Fatty acids and fatty acid derivatives can be recovered from culture by recovery means known to those of ordinary skill in the art, such as by whole culture extraction, for example, using organic solvents. In some cases, recovery of fatty acids or fatty acid derivatives can be enhanced by homogenization of the cells, as provided in the examples herein. When fatty acids and/or fatty acid derivatives are sufficiently released from the microorganisms into the culture medium, the recovery method can be adapted to efficiently recover only the released fatty acids and/or fatty acid derivatives, only the fatty acids and/or fatty acid derivatives produced and stored within the microorganisms, or both the produced and released fatty acids and/or fatty acid derivatives.

Free fatty acids and/or fatty acid derivatives secreted/released into the culture medium by the recombinant microorganisms described above can be recovered in a variety of ways. A straightforward isolation method, e.g. by partition using immiscible solvents, may be employed. In an alternative method, lipids such as fatty acids, fatty acid derivatives, and/or triglycerides can be isolated from algae by extraction of the algae with a solvent at elevated temperature and pressure, as described in in the co-pending, commonly-assigned U.S. patent application Ser. No. 13/407,817 entitled "Solvent Extraction of Products from Algae", filed on Feb. 29, 2012, which is incorporated herein by reference in its entirety. Additionally or alternately, particulate adsorbents can be employed. These can include lipophilic particulates and/or ion exchange resins, depending on the design of the recovery method. They may be circulating in the separated medium and then collected, and/or the medium may be passed over a fixed bed column, for example a chromatographic column, containing these particulates. The fatty acids and/or fatty acid derivatives can then be eluted from the particulate adsorbents, e.g. by the use of an appropriate solvent. In such circumstances, one isolation method can include carrying out evaporation of the solvent, followed by further processing of the isolated fatty acids, fatty acid derivatives and lipids, to yield chemicals and/or fuels that can be used for a variety of commercial purposes.

In fatty acid and/or fatty acid derivative production embodiments with recombinant microorganisms having an exogenous nucleic acid molecule comprising a nucleic acid sequence encoding a transcription factor domain protein and/or a thioesterase and/or lipase, the amount of the fatty acid and/or fatty acid derivative produced and/or recovered by the method described herein can advantageously be at least about 290 mg per liter of culture, for example at least about 300 mg per liter of culture, at least about 350 mg per liter of culture, at least about 400 mg per liter of culture, at least about 450 mg per liter of culture. Although many times the goal can be to produce and/or recover as much fatty acid and/or fatty acid derivative as possible, in some instances the amount of the fatty acid and/or fatty acid derivative produced and/or recovered by the method described herein can be limited to about 600 mg or less per liter of culture, for example about 550 mg or less per liter of culture, about 500 mg or less per liter of culture.
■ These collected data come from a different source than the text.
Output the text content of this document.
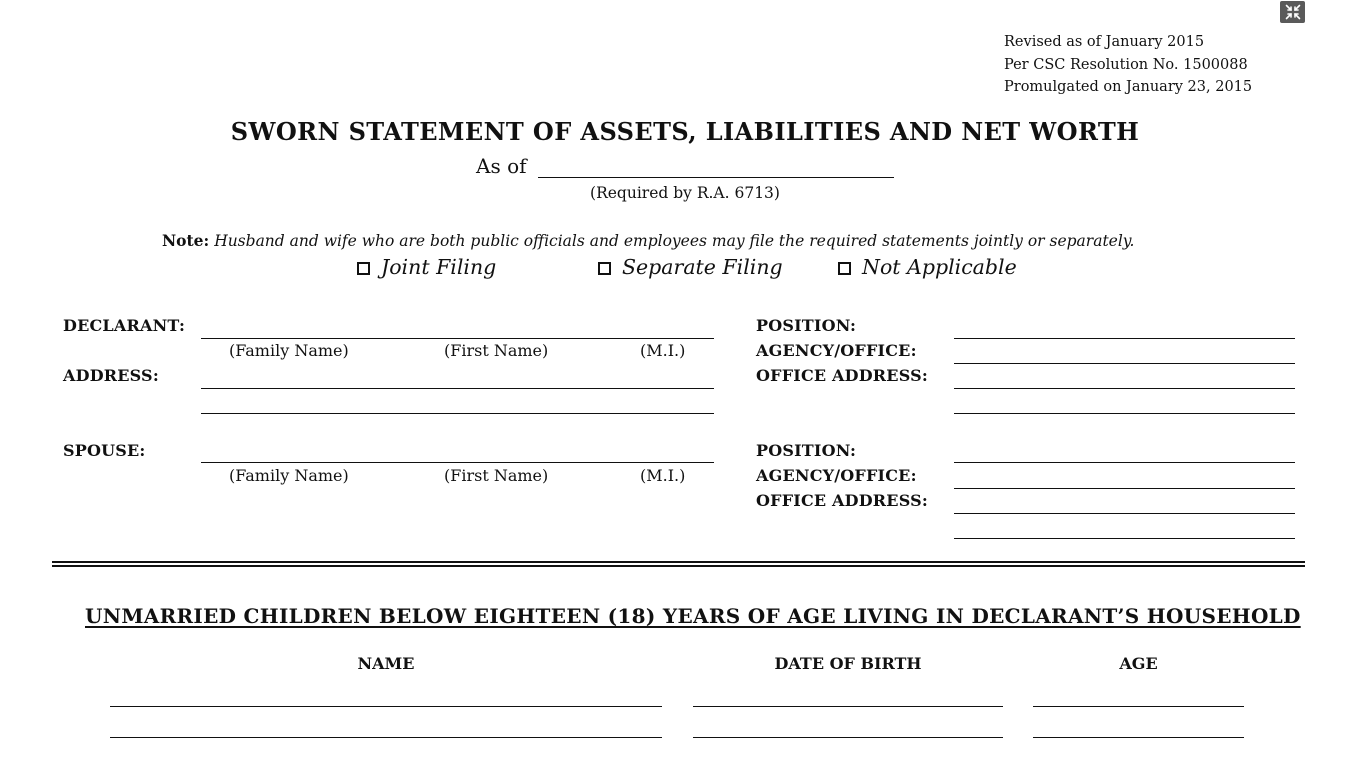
Revised as of January 2015
Per CSC Resolution No. 1500088
Promulgated on January 23, 2015
SWORN STATEMENT OF ASSETS, LIABILITIES AND NET WORTH
As of
(Required by R.A. 6713)
Note: Husband and wife who are both public officials and employees may file the required statements jointly or separately.
Joint Filing	Separate Filing	Not Applicable
DECLARANT:
(Family Name)	(First Name)	(M.I.)
ADDRESS:
POSITION:
AGENCY/OFFICE:
OFFICE ADDRESS:
SPOUSE:
(Family Name)	(First Name)	(M.I.)
POSITION:
AGENCY/OFFICE:
OFFICE ADDRESS:
UNMARRIED CHILDREN BELOW EIGHTEEN (18) YEARS OF AGE LIVING IN DECLARANT’S HOUSEHOLD
NAME	DATE OF BIRTH	AGE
Some embodiments of the present invention include overexpressing an exogenous gene encoding a transcription factor domain protein and/or an endogenous thioesterase and/or lipase gene and/or a gene encoding an enzyme for producing a fatty acid derivative in a cell by increasing the gene expression level of the exogenous transcription factor domain protein gene and increasing a produced amount of free fatty acids and/or fatty acid derivatives, compared to a microorganism in which the exogenous thioesterase and/or the lipase has not been introduced and/or has not been overexpressed. Additionally or alternately, the free fatty acids and/or fatty acid derivative produced by the microorganism overexpressing the exogenous transcription factor domain protein gene and/or the endogenous thioesterase gene, lipase gene, or gene for producing a fatty acid derivative can be released into the culture medium. Overexpressing an exogenous transcription factor domain protein gene can include expressing an exogenous transcription factor domain protein gene in a cell where the exogenous transcription factor domain protein gene was absent initially or where the host microorganism initially expressed an endogenous transcription factor domain protein.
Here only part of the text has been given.